Am I suggesting that any of the eleven million murdered people had the power to save themselves as Bubby did? Absolutely not. But l’dor v’dor—one generation teaching the next—is an important concept in Judaism. Bubby shared this lesson with me for a reason. Her curiosity saved her life and made my dad’s life—and mine—possible. Yes, asking the soldier a question represented a risk, but a relatively small one. The Jews on that street were doomed. Charging at him wouldn’t have gotten my slim, twenty-four-year-old grandmother out of that scrape. Nor would threats, bargaining, or promises. Being NOSY disarmed the soldier in a way no other tactic could, opening the door to survival. Lucky for me, Violet dared to ask a question.
What questions do you hesitate to ask? Why?
IN DEFENSE OF STICKING YOUR NOSE WHERE IT DOESN’T BELONG
If I had to point to one skill that’s gotten me where I am today, it’s curiosity. And curiosity is a skill. It’s genuinely hard for many of us, but anyone can work to cultivate it. Lucky for me, curiosity has always come naturally. I’m a busybody, and I’m not ashamed to admit it. Whenever we check in to a hotel, my husband, Jon, steps back from the front desk and gestures at me with an air of resignation: “Go on, Jenny, ask your questions.”
Curiosity is an attitude, but it’s also a super-practical business and life asset in the right here, right now sense.

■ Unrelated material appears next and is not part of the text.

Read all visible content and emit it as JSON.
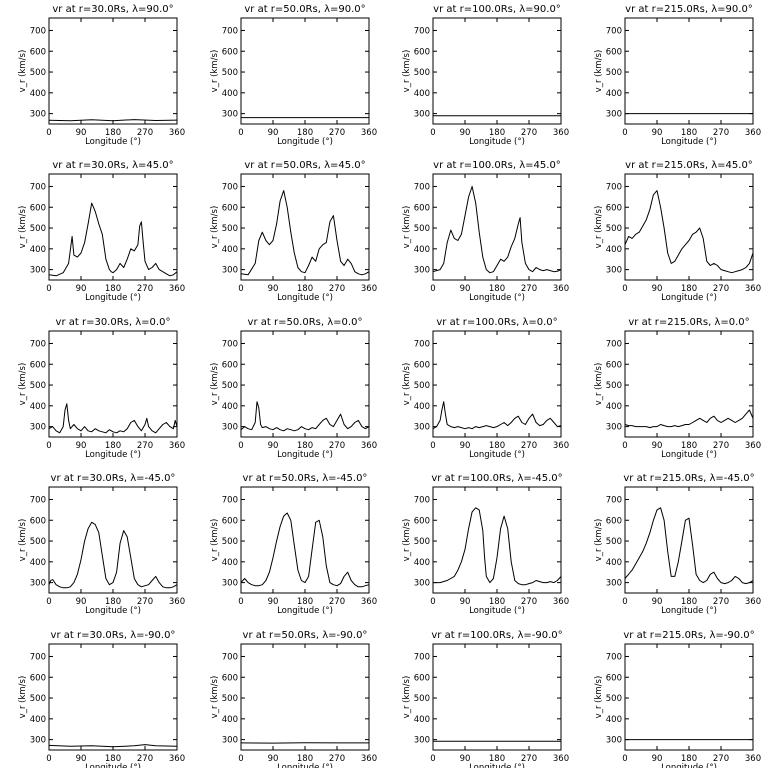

Want to meet someone special? Tell everyone in your network that you’re single. Get on all the apps. Go on lots (and lots) of dates with an attitude of flexibility, openness, and curiosity: attention and intention without a rush to judgment. Be NOSY, and you’ll find your match. It’s not magic but simple probability. Maximize those odds by getting curious instead of cynical. As my mom always said, turn worry into wonder. The same logic applies to job opportunities. And investments. And finding that one-in-a-million real estate agent, auto mechanic, or coach. Curiosity opens the faucet of serendipity.